Methanol adsorption on Si(1 0 0)2×1 investigated by high-resolution photoemission

The adsorption of methanol on Si(1 0 0)2×1 has been investigated at room temperature by high-resolution synchrotron radiation photoemission in the exposure range: 0.01–0.15 L. A combined evidence for a dissociative mechanism has been obtained from the analysis of the photoemission spectral features, which shows the absence of the ionization peak mainly based on the σO−H bond in the valence band and the identification of a Si–O related component in the Si 2p core spectrum after adsorption. The line-shape analysis of the Si 2p core level shows the rising of two surface-related components upon adsorption. Their energy location allows for the assignment to Si–H and Si–OCH3 bonds, as resulting from the interaction of the molecular fragments (H atom and methoxy group) with the surface. The growth of the Si–H and Si–OCH3 related spectral components upon adsorption has been followed by a careful curve-fitting of the Si 2p line.
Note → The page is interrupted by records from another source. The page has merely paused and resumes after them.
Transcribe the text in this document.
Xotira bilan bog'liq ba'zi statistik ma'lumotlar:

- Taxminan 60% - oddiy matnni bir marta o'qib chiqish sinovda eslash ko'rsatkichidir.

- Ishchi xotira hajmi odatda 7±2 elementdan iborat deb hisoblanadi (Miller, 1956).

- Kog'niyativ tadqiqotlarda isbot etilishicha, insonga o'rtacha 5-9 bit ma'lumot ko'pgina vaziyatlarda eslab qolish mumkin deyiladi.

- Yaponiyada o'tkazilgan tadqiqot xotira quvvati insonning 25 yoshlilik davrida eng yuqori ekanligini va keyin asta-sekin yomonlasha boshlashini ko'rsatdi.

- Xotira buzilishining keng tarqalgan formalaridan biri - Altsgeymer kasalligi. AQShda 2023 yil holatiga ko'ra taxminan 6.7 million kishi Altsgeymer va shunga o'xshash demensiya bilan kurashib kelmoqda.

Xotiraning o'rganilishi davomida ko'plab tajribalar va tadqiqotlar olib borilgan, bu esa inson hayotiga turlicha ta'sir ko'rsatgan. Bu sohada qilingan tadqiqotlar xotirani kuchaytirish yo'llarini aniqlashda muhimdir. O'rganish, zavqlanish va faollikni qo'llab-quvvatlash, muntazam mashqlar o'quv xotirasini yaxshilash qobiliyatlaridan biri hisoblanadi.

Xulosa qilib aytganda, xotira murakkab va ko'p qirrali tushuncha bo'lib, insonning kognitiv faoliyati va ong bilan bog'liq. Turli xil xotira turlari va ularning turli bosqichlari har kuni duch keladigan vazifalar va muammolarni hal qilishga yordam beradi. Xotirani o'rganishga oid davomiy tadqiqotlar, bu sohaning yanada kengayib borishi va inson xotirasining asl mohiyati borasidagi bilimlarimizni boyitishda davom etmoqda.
The intensity increase of the new adsorption-induced components almost completely parallels the progressive intensity decrease of the surface dimer components, as found by the relative quantitative analysis of the Si 2p peak components. The analysis of the C 1s photoemission core-line suggests that no C–O bond rupture occurs at low exposure. A further fragmentation of the CH3O– group occurs at higher exposure (>20 L), as we previously found for methanol adsorption on Si(1 1 1)7×7.